The theater has thus honed in on outdoor summer performances as its flagship experience.

“That’s the thing that we want to promote for our audience and to enhance that experience as much as we possibly can,” Arvetis said.

The Symphony of Oak Park and River Forest is also turning toward different programming as it builds back attendance – like an upcoming holiday concert and in 2024, a William Grant Still symphony and Lincoln Portrait by Aaron Copland – hoping to “get more people to start coming to concerts because you have to start appealing to new people,” Hoover said.

“You always want a packed house, but I want it uncomfortably packed,” Hoover said.

Two arts organizations, Forest Park Arts Alliance and Oak Park Art League, have emerged from the pandemic on strong footing.

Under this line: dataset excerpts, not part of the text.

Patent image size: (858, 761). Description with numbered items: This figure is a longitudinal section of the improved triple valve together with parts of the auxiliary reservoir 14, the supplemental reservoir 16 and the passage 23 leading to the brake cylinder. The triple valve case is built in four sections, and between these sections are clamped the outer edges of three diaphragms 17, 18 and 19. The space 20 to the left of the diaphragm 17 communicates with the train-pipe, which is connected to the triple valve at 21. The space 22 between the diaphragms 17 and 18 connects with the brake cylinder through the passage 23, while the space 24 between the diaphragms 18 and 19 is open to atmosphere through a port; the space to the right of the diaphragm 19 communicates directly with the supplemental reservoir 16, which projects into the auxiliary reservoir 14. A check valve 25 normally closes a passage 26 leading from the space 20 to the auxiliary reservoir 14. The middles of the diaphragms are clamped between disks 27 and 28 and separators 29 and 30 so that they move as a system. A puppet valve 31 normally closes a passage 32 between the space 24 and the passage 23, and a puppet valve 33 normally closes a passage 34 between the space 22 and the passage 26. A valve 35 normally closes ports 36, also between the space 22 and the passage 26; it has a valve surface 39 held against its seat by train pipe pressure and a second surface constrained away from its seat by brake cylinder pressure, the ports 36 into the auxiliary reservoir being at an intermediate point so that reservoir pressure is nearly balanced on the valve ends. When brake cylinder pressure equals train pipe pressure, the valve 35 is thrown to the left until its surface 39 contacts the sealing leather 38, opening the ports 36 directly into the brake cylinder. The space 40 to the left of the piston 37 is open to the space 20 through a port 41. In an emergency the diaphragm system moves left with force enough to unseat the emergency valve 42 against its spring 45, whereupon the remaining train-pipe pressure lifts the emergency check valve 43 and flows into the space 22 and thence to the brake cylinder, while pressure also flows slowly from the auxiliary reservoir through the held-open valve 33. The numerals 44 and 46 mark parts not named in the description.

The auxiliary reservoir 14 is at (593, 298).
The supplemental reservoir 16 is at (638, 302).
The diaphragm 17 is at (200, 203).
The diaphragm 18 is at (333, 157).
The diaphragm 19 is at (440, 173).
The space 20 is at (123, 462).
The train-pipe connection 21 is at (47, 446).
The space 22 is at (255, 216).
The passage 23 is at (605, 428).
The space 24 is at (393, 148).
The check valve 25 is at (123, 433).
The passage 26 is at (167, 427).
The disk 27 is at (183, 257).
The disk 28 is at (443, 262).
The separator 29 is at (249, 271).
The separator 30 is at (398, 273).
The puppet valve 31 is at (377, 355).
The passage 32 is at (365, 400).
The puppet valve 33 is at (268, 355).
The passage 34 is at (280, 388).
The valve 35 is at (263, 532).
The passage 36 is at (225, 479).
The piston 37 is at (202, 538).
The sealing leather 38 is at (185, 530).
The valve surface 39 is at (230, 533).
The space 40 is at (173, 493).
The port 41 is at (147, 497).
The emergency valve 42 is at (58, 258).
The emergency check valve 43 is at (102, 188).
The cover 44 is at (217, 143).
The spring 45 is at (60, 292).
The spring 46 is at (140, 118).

Forest Park Arts Alliance president Karen Rozmus said membership in the organization, incorporated in 2017, has grown from around 30 members to more than 100 in the last year and a half. 

“Every year we grow a little bit,” Rozmus said.

Forest Park Arts Alliance organizes “Stoop Sessions,” concerts in which musicians perform on front porches and attendees enjoy the music from the lawn. And after COVID hit, the organization worked with the Forest Park Chamber of Commerce to display art in storefront windows. More recently, the group decorated Constitution Court in fiber art, as part of its “Fiber Flash” event.

“We just want to do fun stuff,” Rozmus said. “We don’t need to make a lot of money.”

The arts group also underwent a recent rebrand in an effort to be thought of as a viable professional organization, according to Rozmus. 

“I think we’re stronger than ever,” she said.

For Oak Park Art League, weathering the pandemic meant getting past the hesitancy to congregate in physical spaces, something fundamental to the organization and which  COVID understandably disrupted. Now, attendance numbers at events offered by the organization have reached back to pre-COVID levels, according to executive director Brad Nugent.

Oak Park Art League

“Because everyone has come out on the other side, really wanting the physical contact with folks again, we are definitely experiencing a resurgence of in-person participation,” Nugent said.

By the second half of 2022, there was a sense that Oak Park Art League found “solid ground again,” being financially solvent and able to maintain programming like classes and exhibitions, according to Nugent.

Membership in the organization has dipped, though some of it can be attributed to standard attrition.

“We’re just ebbing and flowing at just a little under pre-pandemic numbers, but we’re close to where we were,” Nugent said.

While local arts organizations have experienced challenges in rebuilding attendance at events, performances and programs, that the groups persisted through the pandemic – or even were born out of it as in the case of Forest Park Theatre – surely is significant in itself.

To Corley, for the arts to survive necessitates partnership with the community and a recognition of the importance of the arts.  

“I wouldn’t be doing this if I weren’t hopeful,” he said. “But it is certainly challenging, and I think it all depends upon partnerships. And nobody can do this alone.”